The Houston Rockets have been inconsistent to begin the season, but one thing has already been made clear, a new identity with Russell Westbrook leading the way.
The Houston Rockets picked up their second win of the season on Monday night as Houston welcomed back Chris Paul to Toyota Center, and Russell Westbrook played against Oklahoma City for the first time in his career.
Despite the early struggles in the first half, it seemed like something clicked for the Houston Rockets in the second half. The defense stiffened, the offense found a groove, and above all else, Westbrook’s fingerprints were all over the game.
Westbrook was an assist shy of his second triple-double of the season with 21 points, 9 assists and 12 rebounds against the Thunder, but his impact on the game transcended the stat-sheet.
All night long, Westbrook was attacking the Thunder in transition and setting up whichever Rockets’ player ran the floor with him.
For years, Rockets’ fans criticized MVP voters for giving Westbrook the edge over Harden for the 2017 MVP because he averaged two more rebounds, but after looking at Westbrook under a closer microscope, those rebounds are more important than they seem from just a box score.
Westbrook’s rebounds energize the team; they get the players running; they help Westbrook get engaged.
At one point, Westbrook soared over Steven Adams for one of his nine boards and immediately took off to start a Rockets fast break.
Westbrook got another rebound in the final minute of the fourth quarter that extended Houston’s possession, and then Westbrook penetrated the paint and was able to pull off an absurd dish to P.J. Tucker for a dagger 3-point basket.
The impact Westbrook is already having on the team is a major positive for Houston, which can be seen with how fast the Rockets are playing.
The player who has benefitted the most from Westbrook’s play has been Tucker, who is averaging 16.7 points on 66.7 percent 3-point shooting.
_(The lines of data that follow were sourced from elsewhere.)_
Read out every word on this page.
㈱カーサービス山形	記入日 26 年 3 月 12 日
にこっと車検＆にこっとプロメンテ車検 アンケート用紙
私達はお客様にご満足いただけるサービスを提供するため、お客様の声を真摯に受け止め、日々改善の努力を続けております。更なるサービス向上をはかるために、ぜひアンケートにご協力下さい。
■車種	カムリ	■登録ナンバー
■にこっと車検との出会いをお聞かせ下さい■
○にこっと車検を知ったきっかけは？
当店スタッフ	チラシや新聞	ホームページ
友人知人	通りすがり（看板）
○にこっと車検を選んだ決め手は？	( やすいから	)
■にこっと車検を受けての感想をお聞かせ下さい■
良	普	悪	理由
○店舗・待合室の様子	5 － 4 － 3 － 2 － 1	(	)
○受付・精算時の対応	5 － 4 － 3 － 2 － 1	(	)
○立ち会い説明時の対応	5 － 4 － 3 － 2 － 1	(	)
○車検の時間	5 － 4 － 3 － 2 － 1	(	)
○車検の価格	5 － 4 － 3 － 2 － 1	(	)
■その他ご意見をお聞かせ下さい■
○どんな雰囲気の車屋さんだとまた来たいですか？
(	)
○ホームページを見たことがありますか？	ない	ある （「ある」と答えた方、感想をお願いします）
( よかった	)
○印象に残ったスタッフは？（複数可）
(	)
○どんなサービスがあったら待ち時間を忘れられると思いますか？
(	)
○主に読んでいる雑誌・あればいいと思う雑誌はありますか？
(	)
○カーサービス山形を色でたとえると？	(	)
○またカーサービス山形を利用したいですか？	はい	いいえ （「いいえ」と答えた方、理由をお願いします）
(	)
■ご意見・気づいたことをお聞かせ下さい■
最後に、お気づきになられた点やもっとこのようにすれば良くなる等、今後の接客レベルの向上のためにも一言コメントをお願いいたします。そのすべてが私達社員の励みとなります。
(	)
As it was exemplified late in the game, Westbrook has an act for finding the open shooters, especially in the corners.
Despite Harden struggling to shoot the ball at an efficient rate (he is shooting 15 percent on threes), the Rockets have been able to find success, and it is all due to Westbrook.
Last year, the Rockets did not have a second playmaker who could not only create shots for others but also for himself. Chris Paul just could not create separation on a consistent basis, which allowed teams to focus primarily on Harden.
That is not the case this season, Westbrook’s explosiveness is a real threat to teams, and it adds a wrinkle to the Houston Rockets offense that they did not have last season.